Quali sono i sintomi? Per quanto riguarda la comparsa dei primi sintomi, va evidenziata una netta differenziazione in ragione della localizzazione della neoplasia nei diversi segmenti colici. Nei tumori del colon destro il primo sintomo è caratterizzato dalla comparsa di sporadici dolori addominali cui seguono, solo in un secondo tempo, la perdita dell’appetito, il calo ponderale, uno stato di astenia ed una anemia, determinatasi a causa di un progressivo stillicidio ematico. Ciò rende questa particolare localizzazione nettamente più insidiosa e difficile da diagnosticare. Nei tumori del colon sinistro e del retto, ai sintomi già descritti, si associano le modificazioni dell’alvo, con frequente e precoce comparsa di stitichezza, a volte alternata a pseudo-diarrea, variazione di tipologia delle feci, sensazione di evacuazione incompleta, unito alla presenza di sangue rosso vivo frammisto alle feci. Questi ulteriori sintomi, generalmente, allarmano più precocemente il paziente e questo consente una tempestiva diagnosi. La corretta visita del paziente, completata con una esplorazione rettale, rappresenta il primo fondamentale passaggio da effettuarsi alla comparsa del sospetto di tale patologia. Il medico, infatti, può riconoscere la presenza di massa addominale o la presenza di sangue frammisto alle feci (elemento che può indurlo al proseguimento dell’iter diagnostico) o, nel caso di una localizzazione del canale anale e della prima porzione del retto, apprezzare, nel corso della esplorazione rettale, con il dito la stessa presenza di eventuali lesioni. Per tale

ragione è estremamente importante rivolgersi a personale medico specializzato, in grado di affrontare queste problematiche nel modo più corretto e tempestivo. Nel caso di valutazione negativa si può ricorrere alla ricerca del sangue occulto fecale (SOF), che consiste nella ricerca di tracce di sangue non visibili ad occhio nudo in un piccolo campione di feci. Condizione, anche questa, esclusivamente utile a motivare una eventuale ed opportuna prosecuzione diagnostica. Tale semplice procedura, tra l’altro, viene in atto eseguita in Italia quale programma di screening di massa nei soggetti in età compresa tra i 50 ed i 69 anni. Secondo le direttive fornite del Ministero della Sanità, il test usato nei programmi di screening italiani non rende necessario sottoporsi a restrizioni dietetiche prima della sua esecuzione e va eseguito ogni due anni. In caso di positività il paziente viene invitato ad eseguire una colonscopia.

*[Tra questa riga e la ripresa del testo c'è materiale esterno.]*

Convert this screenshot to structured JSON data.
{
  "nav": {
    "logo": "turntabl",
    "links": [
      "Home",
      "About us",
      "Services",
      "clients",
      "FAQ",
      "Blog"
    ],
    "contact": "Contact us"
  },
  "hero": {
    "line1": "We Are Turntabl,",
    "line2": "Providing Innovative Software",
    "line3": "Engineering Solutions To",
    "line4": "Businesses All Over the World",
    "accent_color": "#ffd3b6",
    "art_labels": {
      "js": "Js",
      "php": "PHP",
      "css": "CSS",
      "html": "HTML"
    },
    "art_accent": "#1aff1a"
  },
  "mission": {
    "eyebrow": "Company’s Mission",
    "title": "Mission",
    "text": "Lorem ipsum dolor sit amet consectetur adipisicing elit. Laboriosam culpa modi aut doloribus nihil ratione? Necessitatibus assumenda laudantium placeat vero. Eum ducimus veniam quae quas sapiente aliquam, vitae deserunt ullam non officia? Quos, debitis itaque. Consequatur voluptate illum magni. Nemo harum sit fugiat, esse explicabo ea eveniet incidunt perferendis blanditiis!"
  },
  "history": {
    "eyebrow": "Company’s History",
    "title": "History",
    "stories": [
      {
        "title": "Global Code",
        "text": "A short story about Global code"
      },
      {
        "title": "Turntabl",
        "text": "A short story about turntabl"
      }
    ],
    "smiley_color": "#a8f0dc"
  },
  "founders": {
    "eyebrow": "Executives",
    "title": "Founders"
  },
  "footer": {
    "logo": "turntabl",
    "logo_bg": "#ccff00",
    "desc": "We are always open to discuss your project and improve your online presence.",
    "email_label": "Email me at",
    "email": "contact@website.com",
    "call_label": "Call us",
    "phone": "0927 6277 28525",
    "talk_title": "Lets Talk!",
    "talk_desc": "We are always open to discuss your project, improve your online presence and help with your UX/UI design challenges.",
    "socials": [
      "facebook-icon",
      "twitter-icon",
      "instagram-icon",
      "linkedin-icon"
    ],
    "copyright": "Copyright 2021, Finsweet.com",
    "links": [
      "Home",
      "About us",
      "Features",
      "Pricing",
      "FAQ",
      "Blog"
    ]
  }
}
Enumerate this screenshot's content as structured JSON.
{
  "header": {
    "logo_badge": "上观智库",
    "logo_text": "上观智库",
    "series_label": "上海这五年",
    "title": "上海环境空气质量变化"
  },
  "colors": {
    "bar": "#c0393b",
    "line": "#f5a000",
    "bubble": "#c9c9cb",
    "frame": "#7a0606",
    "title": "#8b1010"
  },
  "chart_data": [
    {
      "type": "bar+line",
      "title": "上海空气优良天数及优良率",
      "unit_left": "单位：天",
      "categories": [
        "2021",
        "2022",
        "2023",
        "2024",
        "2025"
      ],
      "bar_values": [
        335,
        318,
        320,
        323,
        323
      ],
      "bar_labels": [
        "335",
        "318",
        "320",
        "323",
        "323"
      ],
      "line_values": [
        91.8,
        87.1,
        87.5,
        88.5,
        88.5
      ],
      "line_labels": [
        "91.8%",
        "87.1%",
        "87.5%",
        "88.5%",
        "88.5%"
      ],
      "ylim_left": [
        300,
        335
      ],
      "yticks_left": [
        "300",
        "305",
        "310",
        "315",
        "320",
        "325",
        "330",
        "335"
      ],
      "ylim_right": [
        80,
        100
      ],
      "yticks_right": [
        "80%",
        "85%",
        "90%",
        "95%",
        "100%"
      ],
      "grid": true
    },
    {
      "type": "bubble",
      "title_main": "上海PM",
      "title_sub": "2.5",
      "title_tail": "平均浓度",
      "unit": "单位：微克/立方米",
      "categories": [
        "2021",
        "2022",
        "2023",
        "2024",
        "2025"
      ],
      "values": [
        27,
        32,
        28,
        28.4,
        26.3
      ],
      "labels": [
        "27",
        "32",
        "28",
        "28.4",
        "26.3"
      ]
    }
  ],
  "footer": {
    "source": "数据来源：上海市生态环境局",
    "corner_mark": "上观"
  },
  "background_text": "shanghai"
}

Va, inoltre, precisato che in caso di sanguinamento macroscopico, la presenza di emorroidi o di altre patologie dell’ano non deve mai essere considerata come l'unico possibile agente causale ed il ricorso alla colonscopia deve essere preso in considerazione soprattutto in rapporto all’età del soggetto. La colonscopia rappresenta l’esame più idoneo per escludere, con certezza, lesioni sanguinanti di altra natura all'interno del viscere intestinale, valutare la presenza di lesioni polipoidi (che, come già detto, possono essere asportate nel corso della stessa metodica) e, qualora questo esame faccia emergere la presenza di una sospetta lesione tumorale, prelevare alcuni frammenti bioptici così da poter eseguire un esame istologico utile a confermare la diagnosi.

Altri possibili esami, utili ad indirizzare la diagnosi della malattia tumorale del colon, sono il clisma opaco a doppio contrasto e la TAC virtuale. Ciò che va chiarito, è che la eventuale presenza di un carcinoma del colon-retto, specialmente negli stadi iniziali della sua comparsa, non rappresenta affatto una condanna e non deve per questo spaventare il paziente. Una certa e precoce diagnosi della malattia seguita da una sua corretta asportazione chirurgica, effettuata da una equipe specializzata, è frequentemente coronata da successo. In molti casi si può addirittura parlare di intervento radicalmente curativo con conseguente completa guarigione clinica.